Munis d’objets tranchants, ils avancent avec courage et détermination à travers les ronces, trébuchant sur les aspérités du sol encombré, se frayant un chemin vers l’embouchure. La faim accélère leurs pas autant que leurs paroles, et c’est avec grand bruit que nous arrivons au dernier pont à franchir, celui des Paluds, pour pénétrer sur l’île. L’agitation est à son paroxysme ; des signes d’irritation émergent du groupe ; quelle en est la cause ? La faim, l’inquiétude ou l’euphorie ? Sans doute un mélange de tout cela. De l’autre côté du pont, la lumière de l’embouchure, à la fois douce et puissante, les enrobe et les étreint. Ils ferment les yeux pour ne pas être éblouis puis les réouvrent lentement, pour habituer leurs corps à cette nouvelle atmosphère. Il n’y a que le ciel, dans ce paysage insulaire. On ne voit aucune démarcation avec l’eau. L’horizon ici n’existe pas. L’étang est pourtant là, face à eux. Il leur faut d’abord traverser les marais. Le silence se pose sur leurs corps.
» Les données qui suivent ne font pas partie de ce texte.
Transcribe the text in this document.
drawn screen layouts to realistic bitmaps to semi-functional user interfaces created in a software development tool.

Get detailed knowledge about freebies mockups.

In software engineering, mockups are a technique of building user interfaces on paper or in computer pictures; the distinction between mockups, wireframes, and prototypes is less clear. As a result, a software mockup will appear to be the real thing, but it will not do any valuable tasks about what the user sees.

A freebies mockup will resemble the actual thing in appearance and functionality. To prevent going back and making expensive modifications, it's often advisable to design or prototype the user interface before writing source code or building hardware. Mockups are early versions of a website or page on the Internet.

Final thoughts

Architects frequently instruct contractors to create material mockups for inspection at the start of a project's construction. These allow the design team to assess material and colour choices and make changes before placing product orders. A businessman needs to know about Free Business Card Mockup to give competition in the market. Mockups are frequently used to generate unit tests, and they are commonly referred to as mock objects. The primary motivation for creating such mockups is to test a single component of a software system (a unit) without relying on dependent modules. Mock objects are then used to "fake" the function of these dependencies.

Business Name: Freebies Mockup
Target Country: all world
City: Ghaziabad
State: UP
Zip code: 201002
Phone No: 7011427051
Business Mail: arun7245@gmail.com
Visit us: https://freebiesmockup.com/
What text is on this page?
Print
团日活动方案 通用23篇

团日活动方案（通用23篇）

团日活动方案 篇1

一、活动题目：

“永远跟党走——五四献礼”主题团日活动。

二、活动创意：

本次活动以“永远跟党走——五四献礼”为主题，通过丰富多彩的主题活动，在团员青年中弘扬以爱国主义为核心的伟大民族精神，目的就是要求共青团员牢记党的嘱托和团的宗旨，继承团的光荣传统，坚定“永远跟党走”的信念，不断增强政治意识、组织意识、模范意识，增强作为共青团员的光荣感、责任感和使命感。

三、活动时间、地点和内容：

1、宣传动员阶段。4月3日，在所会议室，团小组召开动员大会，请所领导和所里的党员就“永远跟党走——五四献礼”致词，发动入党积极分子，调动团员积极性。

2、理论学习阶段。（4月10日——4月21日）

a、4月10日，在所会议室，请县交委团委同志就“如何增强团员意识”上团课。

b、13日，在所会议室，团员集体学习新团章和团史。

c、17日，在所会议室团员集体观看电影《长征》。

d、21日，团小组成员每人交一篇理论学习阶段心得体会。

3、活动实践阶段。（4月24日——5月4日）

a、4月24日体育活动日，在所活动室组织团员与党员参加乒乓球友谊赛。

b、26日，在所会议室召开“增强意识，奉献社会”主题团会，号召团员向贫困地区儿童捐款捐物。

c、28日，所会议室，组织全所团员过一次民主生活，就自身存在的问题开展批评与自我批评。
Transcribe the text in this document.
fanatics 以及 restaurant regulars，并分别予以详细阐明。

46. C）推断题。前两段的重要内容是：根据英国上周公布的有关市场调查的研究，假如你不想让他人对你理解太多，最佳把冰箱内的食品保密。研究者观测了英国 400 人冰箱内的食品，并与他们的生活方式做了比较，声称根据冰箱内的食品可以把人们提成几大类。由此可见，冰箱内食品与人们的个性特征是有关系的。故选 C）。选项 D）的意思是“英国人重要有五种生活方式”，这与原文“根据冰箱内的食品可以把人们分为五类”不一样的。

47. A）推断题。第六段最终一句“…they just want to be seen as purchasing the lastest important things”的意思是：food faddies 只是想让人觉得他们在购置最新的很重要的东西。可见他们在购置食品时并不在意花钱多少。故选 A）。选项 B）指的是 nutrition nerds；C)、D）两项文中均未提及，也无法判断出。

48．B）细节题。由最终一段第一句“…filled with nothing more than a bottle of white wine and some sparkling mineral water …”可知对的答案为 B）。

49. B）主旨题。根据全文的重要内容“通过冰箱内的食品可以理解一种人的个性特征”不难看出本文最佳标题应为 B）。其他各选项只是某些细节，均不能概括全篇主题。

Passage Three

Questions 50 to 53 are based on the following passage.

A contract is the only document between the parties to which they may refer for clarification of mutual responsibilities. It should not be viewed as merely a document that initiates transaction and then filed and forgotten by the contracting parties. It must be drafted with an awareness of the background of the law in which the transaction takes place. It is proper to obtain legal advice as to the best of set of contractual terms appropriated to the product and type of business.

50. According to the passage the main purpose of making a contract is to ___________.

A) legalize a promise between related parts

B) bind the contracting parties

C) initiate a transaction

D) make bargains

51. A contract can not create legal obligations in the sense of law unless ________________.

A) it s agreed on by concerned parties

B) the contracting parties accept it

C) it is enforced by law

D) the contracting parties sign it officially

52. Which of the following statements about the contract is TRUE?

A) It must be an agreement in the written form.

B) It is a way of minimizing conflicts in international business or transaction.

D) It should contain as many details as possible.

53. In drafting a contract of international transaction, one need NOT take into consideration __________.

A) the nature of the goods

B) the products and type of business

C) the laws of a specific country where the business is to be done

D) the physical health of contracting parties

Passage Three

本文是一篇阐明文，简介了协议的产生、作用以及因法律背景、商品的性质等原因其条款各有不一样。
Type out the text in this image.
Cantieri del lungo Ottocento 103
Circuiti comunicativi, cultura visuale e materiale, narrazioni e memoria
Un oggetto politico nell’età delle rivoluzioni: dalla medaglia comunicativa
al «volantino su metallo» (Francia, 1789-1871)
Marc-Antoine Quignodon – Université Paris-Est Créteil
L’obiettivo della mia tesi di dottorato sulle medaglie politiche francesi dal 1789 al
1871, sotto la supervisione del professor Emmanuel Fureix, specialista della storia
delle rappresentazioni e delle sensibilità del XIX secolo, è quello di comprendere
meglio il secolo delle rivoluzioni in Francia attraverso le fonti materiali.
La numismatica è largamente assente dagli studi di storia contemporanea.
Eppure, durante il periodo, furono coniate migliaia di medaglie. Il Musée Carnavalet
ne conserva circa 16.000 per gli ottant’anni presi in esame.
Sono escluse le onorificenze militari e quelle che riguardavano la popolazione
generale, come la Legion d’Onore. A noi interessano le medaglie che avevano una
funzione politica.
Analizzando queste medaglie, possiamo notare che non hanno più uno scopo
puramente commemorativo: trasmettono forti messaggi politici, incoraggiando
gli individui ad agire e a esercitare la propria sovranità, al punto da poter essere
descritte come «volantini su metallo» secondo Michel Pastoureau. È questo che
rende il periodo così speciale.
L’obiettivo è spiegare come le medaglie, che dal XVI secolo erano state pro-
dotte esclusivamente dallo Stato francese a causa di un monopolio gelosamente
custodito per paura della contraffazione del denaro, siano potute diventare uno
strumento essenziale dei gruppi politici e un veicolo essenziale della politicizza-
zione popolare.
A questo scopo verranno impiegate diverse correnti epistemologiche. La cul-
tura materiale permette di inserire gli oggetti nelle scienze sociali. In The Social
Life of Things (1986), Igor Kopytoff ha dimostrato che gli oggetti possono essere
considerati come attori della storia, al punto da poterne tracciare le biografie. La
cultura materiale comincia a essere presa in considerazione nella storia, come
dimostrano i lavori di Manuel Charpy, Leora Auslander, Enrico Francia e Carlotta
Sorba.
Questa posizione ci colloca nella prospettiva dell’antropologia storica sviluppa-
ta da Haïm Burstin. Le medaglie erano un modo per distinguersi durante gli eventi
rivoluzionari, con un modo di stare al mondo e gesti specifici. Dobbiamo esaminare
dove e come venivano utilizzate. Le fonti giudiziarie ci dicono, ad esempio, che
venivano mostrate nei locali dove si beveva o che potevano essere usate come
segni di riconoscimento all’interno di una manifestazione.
Seuls les habitants des lieux manifestent un accueil nonchalant, dans un langage inconnu : les cygnes blancs poursuivent leurs activités sans aucun regard, des cormorans restent rassemblés en grand nombre sur une avancée de sable, quelques hérons cendrés changent de place, des sternes naines et des aigrettes s’envolent. Nous y sommes, sur cette île irradiant de lumière et d’eau, submergée de ciel et d’oiseaux. Ils avancent vers le bord de l’étang, d’un calme parfait ; seules quelques petites vagues claquent le long du rivage. Ils se rappellent qu’il leur faut prendre des forces pour poursuivre leur quête. Ils s’assoient sur la rive, contre la sansouïre, pour se sustenter. Tout est ici suspendu : le temps, le réel, leurs interrogations et leurs discussions. Plus rien n’a de prise sur eux. Seule compte leur présence dans ce tout, au ras des coquillages. Je les observe… Ils épient chaque signe autour d’eux, silencieusement, sans crainte… ils se laissent absorber par la magie du lieu, se rassasiant d’une énergie toute différente de ce qu’ils ont connu jusque là. Ils laissent des forces nouvelles pénétrer en eux. Peut-être certains d’entre eux voient-ils les cygnes se transformer en créatures mi humaines, mi animales, sortes de nymphes ou de fées, mais personne n’ose parler.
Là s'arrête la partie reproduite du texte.